Il a également noté qu'aucun des trois ne portait d'armes et que le motif de l'incident présumé n'était pas une inimitié personnelle. L'accusation s'était opposée aux plaidoyers des trois accusés alléguant que le soir du 13 juin, lorsque le vol du CM de Kannur a atterri à Thiruvananthapuram, le trio a défié les instructions de l'équipage de l'avion, a crié des menaces à Vijayan, s'est précipité vers lui et a tenté d'assassiner lui.

L'accusation a également affirmé que trois accusés avaient blessé l'agent de sécurité du CM et l'avaient dissuadé de s'acquitter de ses fonctions. Narayanan, dans son plaidoyer, avait affirmé que lorsque les deux travailleurs du Congrès de la jeunesse, qu'il connaissait également, avaient crié des slogans politiques contre le CM, le responsable de la LDF, EP Jayarajan, les avait repoussés avec force et ils étaient tombés sur le sol de l'avion.

< p>Il avait également affirmé qu'il avait quitté les locaux de l'aéroport et rencontré ses proches dans un hôpital. Par la suite, il était retourné à Kannur en train le même jour et n'avait en aucune façon été impliqué dans l'incident allégué. Il a déclaré avoir été faussement impliqué dans l'affaire pour l'empêcher de devenir témoin de l'incident et de parler de “l'agression brutale commise par E P Jayarajan sur les deux personnes, qu'il a enregistrée sur son téléphone portable”.

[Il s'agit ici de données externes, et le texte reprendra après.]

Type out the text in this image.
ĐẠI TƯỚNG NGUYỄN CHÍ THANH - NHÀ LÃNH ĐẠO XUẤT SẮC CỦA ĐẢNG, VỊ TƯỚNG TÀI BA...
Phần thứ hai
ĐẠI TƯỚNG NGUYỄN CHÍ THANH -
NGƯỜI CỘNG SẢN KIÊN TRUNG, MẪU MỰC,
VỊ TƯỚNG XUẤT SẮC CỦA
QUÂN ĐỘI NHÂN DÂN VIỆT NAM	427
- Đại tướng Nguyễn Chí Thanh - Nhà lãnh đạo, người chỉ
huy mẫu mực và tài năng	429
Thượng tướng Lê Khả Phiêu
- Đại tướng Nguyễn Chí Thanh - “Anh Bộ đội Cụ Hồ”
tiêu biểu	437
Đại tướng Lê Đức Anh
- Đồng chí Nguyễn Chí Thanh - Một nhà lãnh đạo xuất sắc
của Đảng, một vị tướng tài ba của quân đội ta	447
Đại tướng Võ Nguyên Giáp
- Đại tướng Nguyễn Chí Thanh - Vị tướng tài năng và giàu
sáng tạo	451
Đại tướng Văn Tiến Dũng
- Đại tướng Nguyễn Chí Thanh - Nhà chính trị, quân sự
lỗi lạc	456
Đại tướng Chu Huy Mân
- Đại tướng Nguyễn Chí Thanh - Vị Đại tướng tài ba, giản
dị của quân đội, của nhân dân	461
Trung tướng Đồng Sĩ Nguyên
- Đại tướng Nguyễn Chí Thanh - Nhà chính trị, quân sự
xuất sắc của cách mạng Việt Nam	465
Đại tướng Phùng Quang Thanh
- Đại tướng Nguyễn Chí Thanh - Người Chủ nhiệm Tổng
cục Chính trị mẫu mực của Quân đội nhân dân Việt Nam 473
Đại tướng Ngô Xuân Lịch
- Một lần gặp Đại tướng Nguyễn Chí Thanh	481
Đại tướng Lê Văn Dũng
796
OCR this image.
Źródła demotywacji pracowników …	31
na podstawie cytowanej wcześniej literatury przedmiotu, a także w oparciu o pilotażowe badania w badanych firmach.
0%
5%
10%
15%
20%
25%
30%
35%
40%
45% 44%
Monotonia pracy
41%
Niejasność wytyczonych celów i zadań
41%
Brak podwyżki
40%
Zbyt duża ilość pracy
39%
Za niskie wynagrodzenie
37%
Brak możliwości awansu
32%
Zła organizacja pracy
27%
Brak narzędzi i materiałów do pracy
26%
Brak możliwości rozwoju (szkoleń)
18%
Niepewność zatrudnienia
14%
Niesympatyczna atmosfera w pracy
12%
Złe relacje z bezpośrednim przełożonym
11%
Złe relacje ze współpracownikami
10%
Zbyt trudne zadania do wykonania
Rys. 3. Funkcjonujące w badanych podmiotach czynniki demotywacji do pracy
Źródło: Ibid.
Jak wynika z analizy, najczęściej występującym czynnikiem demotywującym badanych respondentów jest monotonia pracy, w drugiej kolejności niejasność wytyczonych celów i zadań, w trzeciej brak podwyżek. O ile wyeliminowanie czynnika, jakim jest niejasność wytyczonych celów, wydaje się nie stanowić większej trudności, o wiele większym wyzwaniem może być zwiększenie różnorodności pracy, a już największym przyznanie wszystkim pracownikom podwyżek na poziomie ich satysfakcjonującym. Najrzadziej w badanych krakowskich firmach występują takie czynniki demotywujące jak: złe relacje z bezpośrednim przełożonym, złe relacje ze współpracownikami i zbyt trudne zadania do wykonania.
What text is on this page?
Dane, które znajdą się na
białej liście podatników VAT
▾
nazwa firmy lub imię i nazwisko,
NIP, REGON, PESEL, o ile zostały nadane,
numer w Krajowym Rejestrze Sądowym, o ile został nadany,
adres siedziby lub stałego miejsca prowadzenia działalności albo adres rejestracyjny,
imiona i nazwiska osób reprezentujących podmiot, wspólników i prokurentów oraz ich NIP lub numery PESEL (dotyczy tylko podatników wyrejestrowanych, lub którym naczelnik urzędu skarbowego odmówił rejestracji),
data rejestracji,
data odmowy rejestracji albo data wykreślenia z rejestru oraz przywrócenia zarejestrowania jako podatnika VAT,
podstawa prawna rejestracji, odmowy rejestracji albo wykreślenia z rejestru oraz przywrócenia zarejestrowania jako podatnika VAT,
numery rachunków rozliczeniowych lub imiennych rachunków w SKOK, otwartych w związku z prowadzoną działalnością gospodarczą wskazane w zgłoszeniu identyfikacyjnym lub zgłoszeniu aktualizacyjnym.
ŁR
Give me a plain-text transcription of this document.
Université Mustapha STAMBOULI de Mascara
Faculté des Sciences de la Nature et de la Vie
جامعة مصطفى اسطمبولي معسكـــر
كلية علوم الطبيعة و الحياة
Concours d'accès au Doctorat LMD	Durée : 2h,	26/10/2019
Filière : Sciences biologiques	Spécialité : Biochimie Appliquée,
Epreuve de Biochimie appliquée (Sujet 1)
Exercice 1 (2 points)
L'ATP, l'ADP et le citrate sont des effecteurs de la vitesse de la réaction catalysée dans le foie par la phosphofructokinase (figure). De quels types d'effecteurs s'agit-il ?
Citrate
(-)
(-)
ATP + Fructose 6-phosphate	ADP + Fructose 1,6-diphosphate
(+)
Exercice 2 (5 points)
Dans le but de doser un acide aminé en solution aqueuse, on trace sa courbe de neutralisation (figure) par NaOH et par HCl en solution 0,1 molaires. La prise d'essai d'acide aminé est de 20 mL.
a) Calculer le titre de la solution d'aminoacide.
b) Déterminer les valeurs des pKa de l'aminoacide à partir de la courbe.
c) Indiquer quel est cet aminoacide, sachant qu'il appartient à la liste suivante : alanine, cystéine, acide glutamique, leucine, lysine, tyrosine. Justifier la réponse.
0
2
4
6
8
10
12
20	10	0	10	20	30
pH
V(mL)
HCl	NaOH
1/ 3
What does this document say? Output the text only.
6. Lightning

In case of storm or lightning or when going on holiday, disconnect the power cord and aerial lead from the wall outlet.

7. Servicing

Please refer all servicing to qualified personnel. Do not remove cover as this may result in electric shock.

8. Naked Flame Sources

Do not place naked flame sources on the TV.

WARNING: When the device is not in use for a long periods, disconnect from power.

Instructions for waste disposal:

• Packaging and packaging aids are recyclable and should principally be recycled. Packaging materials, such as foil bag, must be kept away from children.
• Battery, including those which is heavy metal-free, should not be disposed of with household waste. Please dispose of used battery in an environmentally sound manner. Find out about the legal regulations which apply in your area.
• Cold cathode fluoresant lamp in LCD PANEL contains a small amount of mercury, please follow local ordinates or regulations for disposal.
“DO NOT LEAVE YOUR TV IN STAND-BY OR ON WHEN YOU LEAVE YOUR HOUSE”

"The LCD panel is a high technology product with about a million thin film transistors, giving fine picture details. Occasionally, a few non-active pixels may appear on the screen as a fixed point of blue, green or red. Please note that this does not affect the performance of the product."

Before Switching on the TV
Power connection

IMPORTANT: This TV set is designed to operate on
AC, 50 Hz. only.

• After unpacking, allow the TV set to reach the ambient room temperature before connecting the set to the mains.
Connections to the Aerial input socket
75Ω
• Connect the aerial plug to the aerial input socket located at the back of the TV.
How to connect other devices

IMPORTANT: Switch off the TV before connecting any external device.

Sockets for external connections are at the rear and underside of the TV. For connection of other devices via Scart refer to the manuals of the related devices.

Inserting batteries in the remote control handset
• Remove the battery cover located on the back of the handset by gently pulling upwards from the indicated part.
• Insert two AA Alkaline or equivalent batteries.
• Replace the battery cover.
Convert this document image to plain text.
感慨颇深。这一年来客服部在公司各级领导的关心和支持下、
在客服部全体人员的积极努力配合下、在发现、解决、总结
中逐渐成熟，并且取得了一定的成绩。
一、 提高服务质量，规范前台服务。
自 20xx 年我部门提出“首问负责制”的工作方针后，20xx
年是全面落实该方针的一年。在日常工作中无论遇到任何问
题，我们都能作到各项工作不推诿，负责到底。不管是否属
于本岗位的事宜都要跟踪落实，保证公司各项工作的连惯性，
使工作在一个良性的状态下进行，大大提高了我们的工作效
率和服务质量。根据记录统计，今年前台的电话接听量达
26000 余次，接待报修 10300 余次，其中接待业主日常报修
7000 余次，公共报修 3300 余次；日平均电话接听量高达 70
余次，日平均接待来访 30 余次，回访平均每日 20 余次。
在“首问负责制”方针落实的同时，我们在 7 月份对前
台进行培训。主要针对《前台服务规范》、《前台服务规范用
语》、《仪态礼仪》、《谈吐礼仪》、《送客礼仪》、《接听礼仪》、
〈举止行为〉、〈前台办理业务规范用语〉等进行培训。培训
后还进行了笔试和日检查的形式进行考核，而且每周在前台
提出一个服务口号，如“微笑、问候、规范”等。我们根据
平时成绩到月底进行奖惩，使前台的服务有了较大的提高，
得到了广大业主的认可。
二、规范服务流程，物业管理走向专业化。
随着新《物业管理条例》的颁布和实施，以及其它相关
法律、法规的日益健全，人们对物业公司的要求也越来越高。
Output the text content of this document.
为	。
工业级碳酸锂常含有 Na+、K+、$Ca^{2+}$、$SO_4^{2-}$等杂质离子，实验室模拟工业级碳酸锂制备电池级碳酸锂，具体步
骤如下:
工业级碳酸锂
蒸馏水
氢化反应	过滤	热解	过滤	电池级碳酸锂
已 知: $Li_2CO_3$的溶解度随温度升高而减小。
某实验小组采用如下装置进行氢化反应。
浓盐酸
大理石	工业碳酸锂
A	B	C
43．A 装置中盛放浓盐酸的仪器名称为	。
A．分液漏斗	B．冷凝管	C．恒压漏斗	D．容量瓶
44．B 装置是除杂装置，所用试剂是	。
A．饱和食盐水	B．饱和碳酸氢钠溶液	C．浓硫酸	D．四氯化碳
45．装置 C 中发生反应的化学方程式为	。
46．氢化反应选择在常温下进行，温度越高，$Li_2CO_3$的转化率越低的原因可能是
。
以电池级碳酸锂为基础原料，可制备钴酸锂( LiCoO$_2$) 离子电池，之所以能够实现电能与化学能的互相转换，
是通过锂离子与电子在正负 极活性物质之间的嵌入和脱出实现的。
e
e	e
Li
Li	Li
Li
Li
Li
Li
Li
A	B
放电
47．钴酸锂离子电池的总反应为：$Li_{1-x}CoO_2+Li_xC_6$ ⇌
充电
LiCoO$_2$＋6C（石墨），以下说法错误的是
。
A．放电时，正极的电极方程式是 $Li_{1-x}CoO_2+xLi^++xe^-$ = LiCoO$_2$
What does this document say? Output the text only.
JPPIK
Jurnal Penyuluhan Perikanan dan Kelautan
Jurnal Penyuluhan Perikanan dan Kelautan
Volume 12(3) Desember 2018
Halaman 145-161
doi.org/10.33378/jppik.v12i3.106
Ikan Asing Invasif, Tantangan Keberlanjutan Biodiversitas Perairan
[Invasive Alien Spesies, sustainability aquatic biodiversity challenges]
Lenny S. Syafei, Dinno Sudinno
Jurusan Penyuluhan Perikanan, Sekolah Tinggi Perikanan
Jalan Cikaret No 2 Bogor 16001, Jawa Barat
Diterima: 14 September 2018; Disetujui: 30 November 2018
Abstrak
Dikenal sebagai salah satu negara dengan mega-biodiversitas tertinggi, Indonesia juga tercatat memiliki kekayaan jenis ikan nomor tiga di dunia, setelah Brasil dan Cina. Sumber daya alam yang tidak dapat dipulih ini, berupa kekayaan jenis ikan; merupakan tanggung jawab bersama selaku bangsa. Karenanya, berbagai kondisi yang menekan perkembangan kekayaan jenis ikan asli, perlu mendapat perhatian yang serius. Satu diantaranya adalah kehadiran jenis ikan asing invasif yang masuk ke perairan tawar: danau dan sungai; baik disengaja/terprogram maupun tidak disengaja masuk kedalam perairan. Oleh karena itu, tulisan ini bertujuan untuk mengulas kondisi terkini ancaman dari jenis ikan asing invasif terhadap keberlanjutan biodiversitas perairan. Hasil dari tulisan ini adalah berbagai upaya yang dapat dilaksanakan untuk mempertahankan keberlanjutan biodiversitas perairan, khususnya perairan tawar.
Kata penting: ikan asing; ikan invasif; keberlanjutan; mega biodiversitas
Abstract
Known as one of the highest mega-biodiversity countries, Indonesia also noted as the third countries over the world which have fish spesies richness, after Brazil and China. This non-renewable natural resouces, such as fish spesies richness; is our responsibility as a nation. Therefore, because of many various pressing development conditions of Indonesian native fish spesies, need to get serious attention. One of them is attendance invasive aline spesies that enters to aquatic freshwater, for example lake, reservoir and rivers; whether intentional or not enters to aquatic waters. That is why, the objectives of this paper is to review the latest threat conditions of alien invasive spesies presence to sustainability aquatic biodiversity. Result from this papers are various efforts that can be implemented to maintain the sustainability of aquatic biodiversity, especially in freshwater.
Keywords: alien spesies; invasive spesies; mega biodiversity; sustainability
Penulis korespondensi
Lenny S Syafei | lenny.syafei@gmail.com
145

Les deux autres accusés dans leur plaidoyer commun avaient affirmé que les allégations portées contre eux étaient fausses car ils n'avaient lancé des slogans que dans le cadre d'une manifestation pacifique appelant à la démission du CM. Ils avaient également affirmé que “sans effort d'imagination, la simple levée de slogans peut être décrite comme une tentative de tuer le CM”.

Vijayan a été confronté à des protestations du Congrès et du BJP depuis Swapna Suresh, l'un des principaux accusés dans l'affaire de la contrebande d'or via les valises diplomatiques, a allégué que lui et les membres de sa famille avaient joué un rôle dans certaines activités de contrebande. Ses accusations ont été qualifiées d'infondées par le CM.